I had no air conditioner my first summer in New York, 1968. I’d sit on the fire escape to cool off, and the Puerto Rican granddads in their sleeveless undershirts sat out on the sidewalk below, on folding chairs. 12th Street between A and B, before the East Village drowned in drugs. It was just a family neighborhood, but I dreamt of corpses laid out in rows on the sidewalk at night, their blood, darker than the dark, running down to the street. (Vietnam.) This song is the sound of that summer to me: sweaty flesh and the undirected yearning of new adulthood.

Morning rituals: Feed and clean up after the cats; sit down with breakfast; look at the weather app, look at the newsletters. Is it going to snow today? Is the world going to end today? Things it’s useful to know as you plan your day.

(Reading the news feels to me like a survival instinct—a useless vestige of the prompt to scan for predators before you came out of your cave. That instinct was aimed at local threats you could actually do something to prevent or avoid. Robbed of any immediate, actionable object, vigilance becomes chronic anxiety and scanning the news becomes an addiction. Rolf Dobelli thinks we should quit.)
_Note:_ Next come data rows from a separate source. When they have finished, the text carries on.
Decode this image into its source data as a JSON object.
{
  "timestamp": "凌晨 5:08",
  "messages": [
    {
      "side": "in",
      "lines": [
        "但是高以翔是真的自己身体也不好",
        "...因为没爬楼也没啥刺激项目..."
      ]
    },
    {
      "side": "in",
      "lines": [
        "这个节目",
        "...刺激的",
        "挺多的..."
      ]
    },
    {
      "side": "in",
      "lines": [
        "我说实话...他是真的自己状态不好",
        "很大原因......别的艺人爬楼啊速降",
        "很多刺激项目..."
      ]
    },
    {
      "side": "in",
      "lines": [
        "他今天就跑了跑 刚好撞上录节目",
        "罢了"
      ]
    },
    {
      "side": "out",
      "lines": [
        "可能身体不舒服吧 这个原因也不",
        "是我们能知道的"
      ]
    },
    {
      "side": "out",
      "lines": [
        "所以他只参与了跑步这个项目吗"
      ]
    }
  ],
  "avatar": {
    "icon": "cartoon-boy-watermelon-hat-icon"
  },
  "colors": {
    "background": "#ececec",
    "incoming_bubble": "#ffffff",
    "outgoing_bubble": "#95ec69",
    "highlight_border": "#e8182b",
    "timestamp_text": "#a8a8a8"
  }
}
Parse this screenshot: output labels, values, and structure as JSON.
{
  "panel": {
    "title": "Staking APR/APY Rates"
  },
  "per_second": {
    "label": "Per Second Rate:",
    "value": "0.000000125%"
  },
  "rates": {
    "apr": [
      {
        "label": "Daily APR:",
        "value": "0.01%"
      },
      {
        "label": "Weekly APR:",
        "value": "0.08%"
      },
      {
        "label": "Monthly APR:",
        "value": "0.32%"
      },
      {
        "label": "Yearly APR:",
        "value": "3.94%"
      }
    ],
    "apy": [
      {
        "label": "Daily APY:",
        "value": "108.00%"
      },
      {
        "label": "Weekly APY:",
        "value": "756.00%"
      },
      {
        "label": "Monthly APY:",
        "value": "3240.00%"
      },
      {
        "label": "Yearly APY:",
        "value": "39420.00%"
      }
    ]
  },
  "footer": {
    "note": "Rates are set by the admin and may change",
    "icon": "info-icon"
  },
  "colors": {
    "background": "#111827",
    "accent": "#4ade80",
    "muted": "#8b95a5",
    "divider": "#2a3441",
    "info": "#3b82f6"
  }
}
Another beautiful song. Maybe this one is the sound of now. I don’t know, but I’m playing it over and over.

1 Comment

  1. Polly said,

    [Minoans, their “Sea Peoples” cultures, Etruscans, and Native Americans endured far longer than anything familiar taught in schools, Rome included. Yes, they knew how to fight. More importantly, they showed what humans can build on the fact that there is Plenty For Everybody (and there still is) on this planet.]

    It’s a lot easier to be (relatively) peaceful when human population is limited. The competition for land, and food, is much less intense.

    Population began exploding thanks to agriculture, and the result was ever more intense warfare. Marx thought religion was the cause of war, and Freud thought it was some destructive instinct. No, the main cause of war has always been territorial, protecting boundaries.

    We protect boundaries because that is how nature works. We are tribal, because we must live in sub-groups. We have nations, because tribes band together for military strength. We are patriotic, because otherwise we would not defend our boundaries.

    Boundaries are an essential fact of nature. Every cell in our body has a boundary, and our life depends on that.

    We know all this in software development also. Complex programs have to be divided into sub-programs, and they have to be hierarchical, and there must be boundaries between the components. Software tries to imitate nature, because nature knows the best ways of doing things.

    If human population continues to explode, there will NOT be enough for everyone. And even if it levels off, it’s still way too much. There will always be competition. And unless or until our civilization destroys itself, technology will make competition ever more deadly.